Police Say Rise In Franklin Co. Car Break-Ins Connected To Heroin Epidemic
Police in central Ohio are seeing a trend in property crimes connected to the heroin epidemic. Authorities are urging all car owners to keep their vehicles locked and keep valuables out of their car.
On Tuesday morning, an alert went out to one community after several people found their car windows smashed after a string of car break-ins in western Franklin County. It has some people learning that drug addicts want money for their fix.
Most nights at The Residences at Breckenridge apartments are pretty quiet, according to its residents.
“I was surprised it's in this community because I've always felt really safe here,” resident Jill Coile said.
Tucked away behind the Westpointe Plaza near Hilliard, Coile woke up Tuesday morning to an alert. Her complex sent out an email warning residents about a rash of car break-ins on the property.
"It just kind of creeped me out to think there may be some criminals lurking about while I'm walking my dog, so I'm going to keep my eyes open more,” Coile said.
Police say these criminals will take anything that's left sitting in plain sight, like loose change or a phone charger, and there’s a reason why.
“All the police departments in the area, we work very closely together and we, we are all seeing the same thing,” Dublin Police Chief Heinz von Eckartsberg said.
The criminal connection Eckartsberg says is heroin.
"Many of the people that we arrest for property crimes, breaking into cars and burglaries that type of crime have a link to heroin addiction,” Eckartsberg said.
Dublin Police say it’s a trend they’ve noticed over the last few years nationally, and in central Ohio.
The city even hosted a town hall meeting in December to talk with the community about the heroin epidemic, that’s turned addicts into criminals.
"Time and again I can almost guarantee you if we arrest a group of people or a single individual who's doing a lot of these types of crimes it's because they're fueling their drug habit,” Eckartsberg said.

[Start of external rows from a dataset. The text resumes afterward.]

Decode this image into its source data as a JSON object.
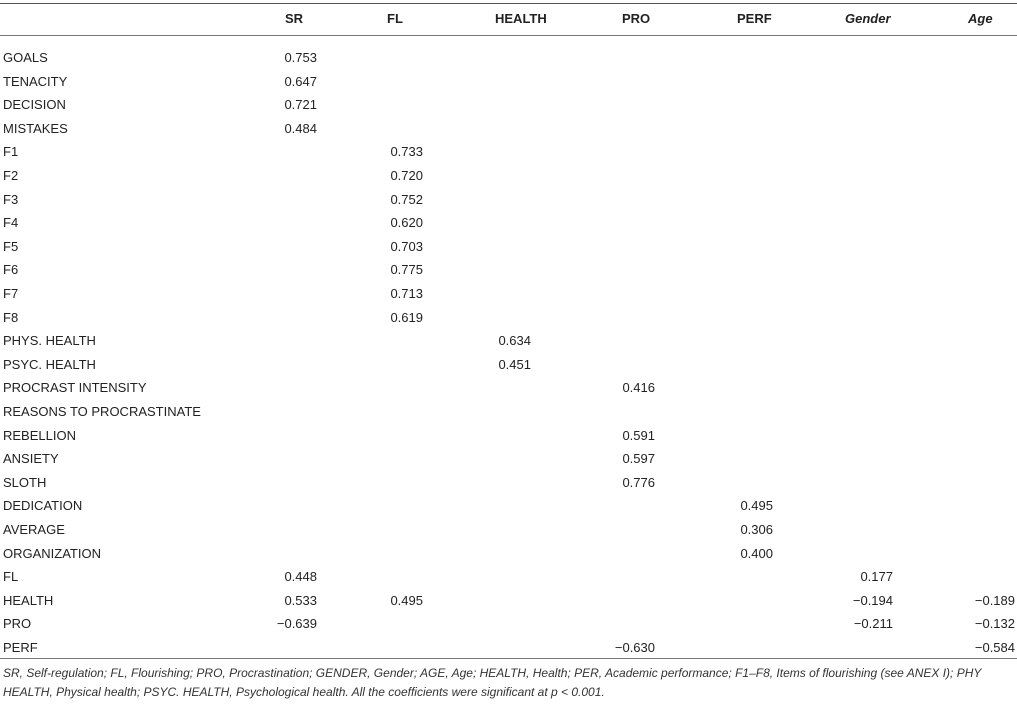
{
  "headers": {
    "sr": "SR",
    "fl": "FL",
    "health": "HEALTH",
    "pro": "PRO",
    "perf": "PERF",
    "gender": "Gender",
    "age": "Age"
  },
  "rows": [
    {
      "label": "GOALS",
      "sr": "0.753"
    },
    {
      "label": "TENACITY",
      "sr": "0.647"
    },
    {
      "label": "DECISION",
      "sr": "0.721"
    },
    {
      "label": "MISTAKES",
      "sr": "0.484"
    },
    {
      "label": "F1",
      "fl": "0.733"
    },
    {
      "label": "F2",
      "fl": "0.720"
    },
    {
      "label": "F3",
      "fl": "0.752"
    },
    {
      "label": "F4",
      "fl": "0.620"
    },
    {
      "label": "F5",
      "fl": "0.703"
    },
    {
      "label": "F6",
      "fl": "0.775"
    },
    {
      "label": "F7",
      "fl": "0.713"
    },
    {
      "label": "F8",
      "fl": "0.619"
    },
    {
      "label": "PHYS. HEALTH",
      "health": "0.634"
    },
    {
      "label": "PSYC. HEALTH",
      "health": "0.451"
    },
    {
      "label": "PROCRAST INTENSITY",
      "pro": "0.416"
    },
    {
      "label": "REASONS TO PROCRASTINATE"
    },
    {
      "label": "REBELLION",
      "pro": "0.591"
    },
    {
      "label": "ANSIETY",
      "pro": "0.597"
    },
    {
      "label": "SLOTH",
      "pro": "0.776"
    },
    {
      "label": "DEDICATION",
      "perf": "0.495"
    },
    {
      "label": "AVERAGE",
      "perf": "0.306"
    },
    {
      "label": "ORGANIZATION",
      "perf": "0.400"
    },
    {
      "label": "FL",
      "sr": "0.448",
      "gender": "0.177"
    },
    {
      "label": "HEALTH",
      "sr": "0.533",
      "fl": "0.495",
      "gender": "−0.194",
      "age": "−0.189"
    },
    {
      "label": "PRO",
      "sr": "−0.639",
      "gender": "−0.211",
      "age": "−0.132"
    },
    {
      "label": "PERF",
      "pro": "−0.630",
      "age": "−0.584"
    }
  ],
  "footnote": "SR, Self-regulation; FL, Flourishing; PRO, Procrastination; GENDER, Gender; AGE, Age; HEALTH, Health; PER, Academic performance; F1–F8, Items of flourishing (see ANEX I); PHY HEALTH, Physical health; PSYC. HEALTH, Psychological health. All the coefficients were significant at p < 0.001."
}
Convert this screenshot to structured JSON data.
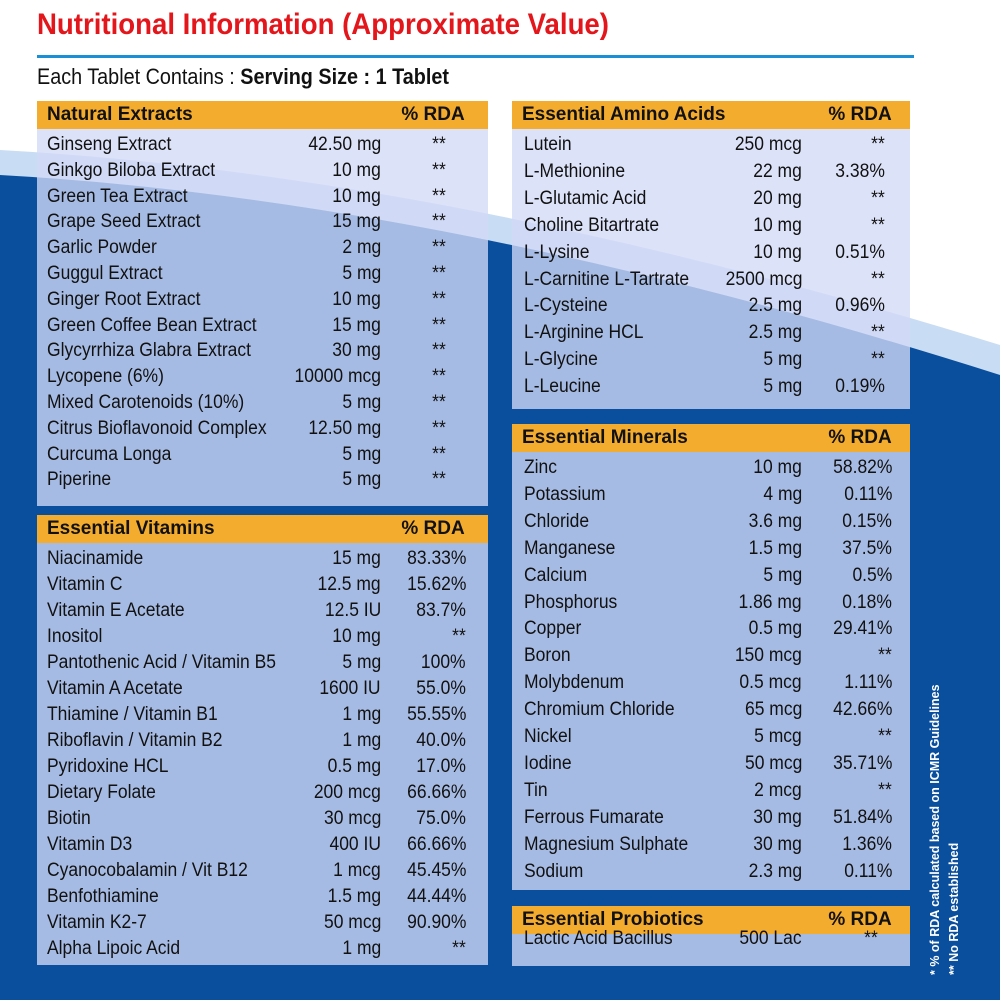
{
  "title": "Nutritional Information (Approximate Value)",
  "serving": {
    "prefix": "Each Tablet Contains :",
    "size": "Serving Size : 1 Tablet"
  },
  "footnotes": [
    "* % of RDA calculated based on ICMR Guidelines",
    "** No RDA established"
  ],
  "colors": {
    "title": "#e3161b",
    "header": "#f4ac2f",
    "panel": "#d2daf6",
    "background_wave": "#0a4f9e",
    "rule": "#1b8fd6"
  },
  "panels": [
    {
      "name": "Natural Extracts",
      "rda_label": "% RDA",
      "rows": [
        {
          "name": "Ginseng Extract",
          "amount": "42.50 mg",
          "rda": "**"
        },
        {
          "name": "Ginkgo Biloba Extract",
          "amount": "10 mg",
          "rda": "**"
        },
        {
          "name": "Green Tea Extract",
          "amount": "10 mg",
          "rda": "**"
        },
        {
          "name": "Grape Seed Extract",
          "amount": "15 mg",
          "rda": "**"
        },
        {
          "name": "Garlic Powder",
          "amount": "2 mg",
          "rda": "**"
        },
        {
          "name": "Guggul Extract",
          "amount": "5 mg",
          "rda": "**"
        },
        {
          "name": "Ginger Root Extract",
          "amount": "10 mg",
          "rda": "**"
        },
        {
          "name": "Green Coffee Bean Extract",
          "amount": "15 mg",
          "rda": "**"
        },
        {
          "name": "Glycyrrhiza Glabra Extract",
          "amount": "30 mg",
          "rda": "**"
        },
        {
          "name": "Lycopene (6%)",
          "amount": "10000 mcg",
          "rda": "**"
        },
        {
          "name": "Mixed Carotenoids (10%)",
          "amount": "5 mg",
          "rda": "**"
        },
        {
          "name": "Citrus Bioflavonoid Complex",
          "amount": "12.50 mg",
          "rda": "**"
        },
        {
          "name": "Curcuma Longa",
          "amount": "5 mg",
          "rda": "**"
        },
        {
          "name": "Piperine",
          "amount": "5 mg",
          "rda": "**"
        }
      ]
    },
    {
      "name": "Essential Vitamins",
      "rda_label": "% RDA",
      "rows": [
        {
          "name": "Niacinamide",
          "amount": "15 mg",
          "rda": "83.33%"
        },
        {
          "name": "Vitamin C",
          "amount": "12.5 mg",
          "rda": "15.62%"
        },
        {
          "name": "Vitamin E Acetate",
          "amount": "12.5 IU",
          "rda": "83.7%"
        },
        {
          "name": "Inositol",
          "amount": "10 mg",
          "rda": "**"
        },
        {
          "name": "Pantothenic Acid / Vitamin B5",
          "amount": "5 mg",
          "rda": "100%"
        },
        {
          "name": "Vitamin A Acetate",
          "amount": "1600 IU",
          "rda": "55.0%"
        },
        {
          "name": "Thiamine / Vitamin B1",
          "amount": "1 mg",
          "rda": "55.55%"
        },
        {
          "name": "Riboflavin / Vitamin B2",
          "amount": "1 mg",
          "rda": "40.0%"
        },
        {
          "name": "Pyridoxine HCL",
          "amount": "0.5 mg",
          "rda": "17.0%"
        },
        {
          "name": "Dietary Folate",
          "amount": "200 mcg",
          "rda": "66.66%"
        },
        {
          "name": "Biotin",
          "amount": "30 mcg",
          "rda": "75.0%"
        },
        {
          "name": "Vitamin D3",
          "amount": "400 IU",
          "rda": "66.66%"
        },
        {
          "name": "Cyanocobalamin / Vit B12",
          "amount": "1 mcg",
          "rda": "45.45%"
        },
        {
          "name": "Benfothiamine",
          "amount": "1.5 mg",
          "rda": "44.44%"
        },
        {
          "name": "Vitamin K2-7",
          "amount": "50 mcg",
          "rda": "90.90%"
        },
        {
          "name": "Alpha Lipoic Acid",
          "amount": "1 mg",
          "rda": "**"
        }
      ]
    },
    {
      "name": "Essential Amino Acids",
      "rda_label": "% RDA",
      "rows": [
        {
          "name": "Lutein",
          "amount": "250 mcg",
          "rda": "**"
        },
        {
          "name": "L-Methionine",
          "amount": "22 mg",
          "rda": "3.38%"
        },
        {
          "name": "L-Glutamic Acid",
          "amount": "20 mg",
          "rda": "**"
        },
        {
          "name": "Choline Bitartrate",
          "amount": "10 mg",
          "rda": "**"
        },
        {
          "name": "L-Lysine",
          "amount": "10 mg",
          "rda": "0.51%"
        },
        {
          "name": "L-Carnitine L-Tartrate",
          "amount": "2500 mcg",
          "rda": "**"
        },
        {
          "name": "L-Cysteine",
          "amount": "2.5 mg",
          "rda": "0.96%"
        },
        {
          "name": "L-Arginine HCL",
          "amount": "2.5 mg",
          "rda": "**"
        },
        {
          "name": "L-Glycine",
          "amount": "5 mg",
          "rda": "**"
        },
        {
          "name": "L-Leucine",
          "amount": "5 mg",
          "rda": "0.19%"
        }
      ]
    },
    {
      "name": "Essential Minerals",
      "rda_label": "% RDA",
      "rows": [
        {
          "name": "Zinc",
          "amount": "10 mg",
          "rda": "58.82%"
        },
        {
          "name": "Potassium",
          "amount": "4 mg",
          "rda": "0.11%"
        },
        {
          "name": "Chloride",
          "amount": "3.6 mg",
          "rda": "0.15%"
        },
        {
          "name": "Manganese",
          "amount": "1.5 mg",
          "rda": "37.5%"
        },
        {
          "name": "Calcium",
          "amount": "5 mg",
          "rda": "0.5%"
        },
        {
          "name": "Phosphorus",
          "amount": "1.86 mg",
          "rda": "0.18%"
        },
        {
          "name": "Copper",
          "amount": "0.5 mg",
          "rda": "29.41%"
        },
        {
          "name": "Boron",
          "amount": "150 mcg",
          "rda": "**"
        },
        {
          "name": "Molybdenum",
          "amount": "0.5 mcg",
          "rda": "1.11%"
        },
        {
          "name": "Chromium Chloride",
          "amount": "65 mcg",
          "rda": "42.66%"
        },
        {
          "name": "Nickel",
          "amount": "5 mcg",
          "rda": "**"
        },
        {
          "name": "Iodine",
          "amount": "50 mcg",
          "rda": "35.71%"
        },
        {
          "name": "Tin",
          "amount": "2 mcg",
          "rda": "**"
        },
        {
          "name": "Ferrous Fumarate",
          "amount": "30 mg",
          "rda": "51.84%"
        },
        {
          "name": "Magnesium Sulphate",
          "amount": "30 mg",
          "rda": "1.36%"
        },
        {
          "name": "Sodium",
          "amount": "2.3 mg",
          "rda": "0.11%"
        }
      ]
    },
    {
      "name": "Essential Probiotics",
      "rda_label": "% RDA",
      "rows": [
        {
          "name": "Lactic Acid Bacillus",
          "amount": "500 Lac",
          "rda": "**"
        }
      ]
    }
  ]
}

Eckartsberg says extra resources are put in places where police are seeing the criminal trend.
The Residences at Breckenridge Apartments says Columbus Police will increase patrols in the apartment community.
Neighbors to Coile say they’ll play it safe and keep their cars empty.
I'm aware that it happens in this area, but I don't really keep anything of value in my car anyway,” resident Daniel Kopechek said.
Hilliard and Columbus Police Departments are also seeing this trend.
The investigation into the car break-ins at The Residences at Breckenridge is still under investigation.